Il hésitait à crier, mais si c'était le meurtrier, il valait mieux s'abstenir de signaler leur présence. Kate tendit l'oreille. Des bruits de pas, légers, mais clairement audibles, résonnaient doucement et se rapprochaient.

- Castle, viens par-là ! chuchota Kate, en se levant d'un bond.

Elle l'entraîna derrière une étagère de bouteilles de vin, et ils s'accroupirent tapis dans l'obscurité. Leurs cœurs battaient la chamade. Ils sentaient leur angoisse mutuelle.

- Eteins la lampe, murmura Kate.

- Tu crois que c'est le meurtrier ? demanda Rick.

- J'espère que c'est juste ton fantôme, répondit-elle à voix basse.

La main de Kate vint trouver la sienne, et il sentit ses doigts gelés venir enlacer les siens. Durant une fraction de seconde, il s'inquiéta qu'elle ait froid, mais, comme si elle anticipait ses questions, elle lui souffla tout doucement « chut ». A cet instant, ce n'était pas la flic mais sa femme, qui s'accrochait à sa main. Peut-être parce qu'elle était enceinte, peut-être parce qu'elle n'avait pas son arme, il la sentit vulnérable et réalisa qu'elle avait réellement peur. Non pas que la situation ne soit pas effrayante, mais Beckett avait l'habitude d'affronter ce type d'attente angoissante. D'ordinaire, elle aurait attendu de pied-ferme un assaillant éventuel, prête à lui bondir dessus, mais à ce moment précis, elle optait pour la prudence, si tant est qu'il soit possible d'en faire preuve dans pareille situation, et tentait de se cacher.

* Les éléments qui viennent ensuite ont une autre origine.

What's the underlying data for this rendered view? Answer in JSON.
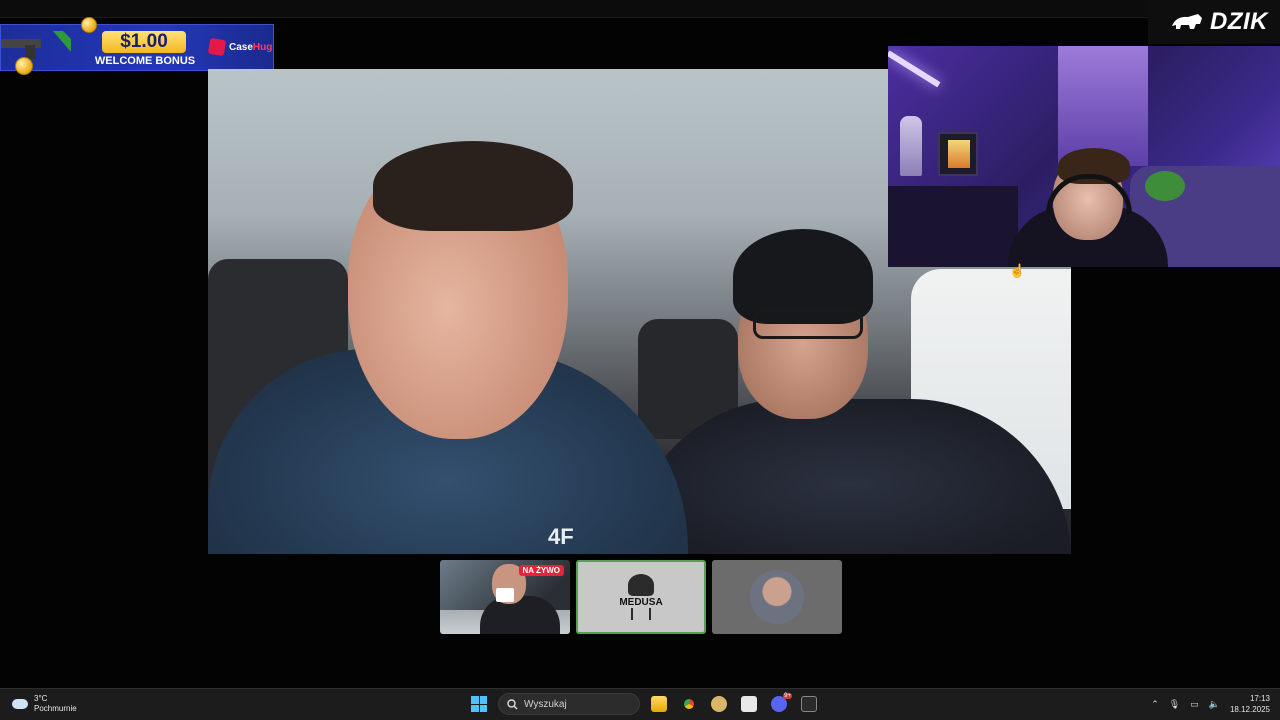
{
  "ad": {
    "amount": "$1.00",
    "bonus_text": "WELCOME BONUS",
    "brand_a": "Case",
    "brand_b": "Hug"
  },
  "brand": {
    "name": "DZIK"
  },
  "main_video": {
    "logo_on_jacket": "4F"
  },
  "thumbnails": [
    {
      "badge": "NA ŻYWO"
    },
    {
      "label": "MEDUSA"
    },
    {
      "label": ""
    }
  ],
  "taskbar": {
    "weather_temp": "3°C",
    "weather_desc": "Pochmurnie",
    "search_placeholder": "Wyszukaj",
    "time": "17:13",
    "date": "18.12.2025",
    "notification_count": "9+"
  },
  "colors": {
    "accent_blue": "#4cc2ff",
    "live_red": "#e3253b",
    "selected_border": "#5a9e55"
  }
}
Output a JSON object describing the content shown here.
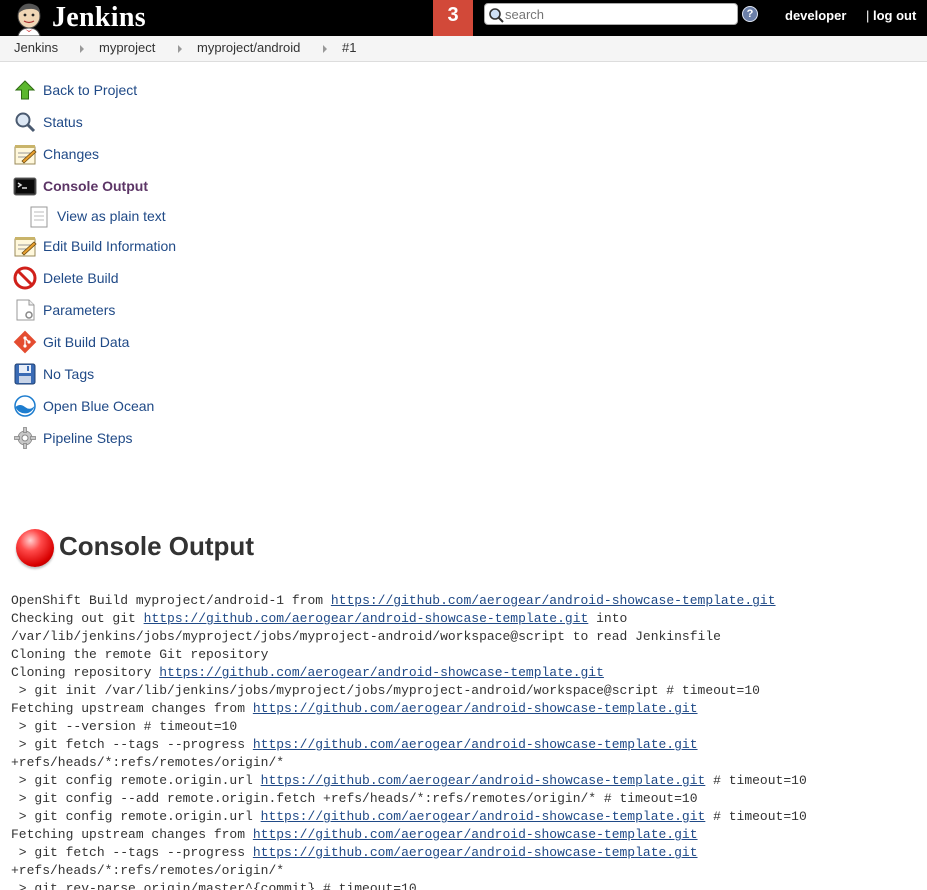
{
  "header": {
    "logo_text": "Jenkins",
    "notification_count": "3",
    "search_placeholder": "search",
    "help_label": "?",
    "user": "developer",
    "logout_sep": "|",
    "logout": "log out"
  },
  "breadcrumb": [
    "Jenkins",
    "myproject",
    "myproject/android",
    "#1"
  ],
  "tasks": [
    {
      "label": "Back to Project",
      "icon": "up-arrow-icon"
    },
    {
      "label": "Status",
      "icon": "magnifier-icon"
    },
    {
      "label": "Changes",
      "icon": "notepad-icon"
    },
    {
      "label": "Console Output",
      "icon": "terminal-icon"
    },
    {
      "label": "View as plain text",
      "icon": "document-icon"
    },
    {
      "label": "Edit Build Information",
      "icon": "notepad-icon"
    },
    {
      "label": "Delete Build",
      "icon": "no-entry-icon"
    },
    {
      "label": "Parameters",
      "icon": "document-icon"
    },
    {
      "label": "Git Build Data",
      "icon": "git-icon"
    },
    {
      "label": "No Tags",
      "icon": "floppy-icon"
    },
    {
      "label": "Open Blue Ocean",
      "icon": "blue-ocean-icon"
    },
    {
      "label": "Pipeline Steps",
      "icon": "gear-icon"
    }
  ],
  "main": {
    "title": "Console Output",
    "status_color": "#e00000"
  },
  "console": [
    {
      "pre": "OpenShift Build myproject/android-1 from ",
      "link": "https://github.com/aerogear/android-showcase-template.git",
      "post": ""
    },
    {
      "pre": "Checking out git ",
      "link": "https://github.com/aerogear/android-showcase-template.git",
      "post": " into"
    },
    {
      "pre": "/var/lib/jenkins/jobs/myproject/jobs/myproject-android/workspace@script to read Jenkinsfile",
      "link": "",
      "post": ""
    },
    {
      "pre": "Cloning the remote Git repository",
      "link": "",
      "post": ""
    },
    {
      "pre": "Cloning repository ",
      "link": "https://github.com/aerogear/android-showcase-template.git",
      "post": ""
    },
    {
      "pre": " > git init /var/lib/jenkins/jobs/myproject/jobs/myproject-android/workspace@script # timeout=10",
      "link": "",
      "post": ""
    },
    {
      "pre": "Fetching upstream changes from ",
      "link": "https://github.com/aerogear/android-showcase-template.git",
      "post": ""
    },
    {
      "pre": " > git --version # timeout=10",
      "link": "",
      "post": ""
    },
    {
      "pre": " > git fetch --tags --progress ",
      "link": "https://github.com/aerogear/android-showcase-template.git",
      "post": ""
    },
    {
      "pre": "+refs/heads/*:refs/remotes/origin/*",
      "link": "",
      "post": ""
    },
    {
      "pre": " > git config remote.origin.url ",
      "link": "https://github.com/aerogear/android-showcase-template.git",
      "post": " # timeout=10"
    },
    {
      "pre": " > git config --add remote.origin.fetch +refs/heads/*:refs/remotes/origin/* # timeout=10",
      "link": "",
      "post": ""
    },
    {
      "pre": " > git config remote.origin.url ",
      "link": "https://github.com/aerogear/android-showcase-template.git",
      "post": " # timeout=10"
    },
    {
      "pre": "Fetching upstream changes from ",
      "link": "https://github.com/aerogear/android-showcase-template.git",
      "post": ""
    },
    {
      "pre": " > git fetch --tags --progress ",
      "link": "https://github.com/aerogear/android-showcase-template.git",
      "post": ""
    },
    {
      "pre": "+refs/heads/*:refs/remotes/origin/*",
      "link": "",
      "post": ""
    },
    {
      "pre": " > git rev-parse origin/master^{commit} # timeout=10",
      "link": "",
      "post": ""
    }
  ]
}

Et c'était de sa main qu'elle avait besoin pour se rassurer.

Plongés dans le noir, ils se recroquevillèrent, retenant leur souffle, écoutant le rythme des pas qui se rapprochaient inexorablement. Ils avaient beau réfléchir, ils ne savaient pas comment se sortir de ce piège.

Encore quelques secondes, et ils sentirent qu'il était là, dans la pièce. Tous les sens en éveil, ils captaient sa présence sans le voir, tant l'obscurité était totale. Ils entendaient son souffle, calme, posé. Sans bruit, Rick enroula ses bras protecteurs autour de Kate. Il sentait les battements de son cœur qui tambourinaient dans sa poitrine.

Et il y eut ce choc violent qui les projeta contre le mur. Ils n'eurent pas le temps de réaliser ce qui se passait, ni de réagir. Une force irrépressible s'abattit sur eux, et dans un fracas de verre et de métal, ils tombèrent violemment sur le sol.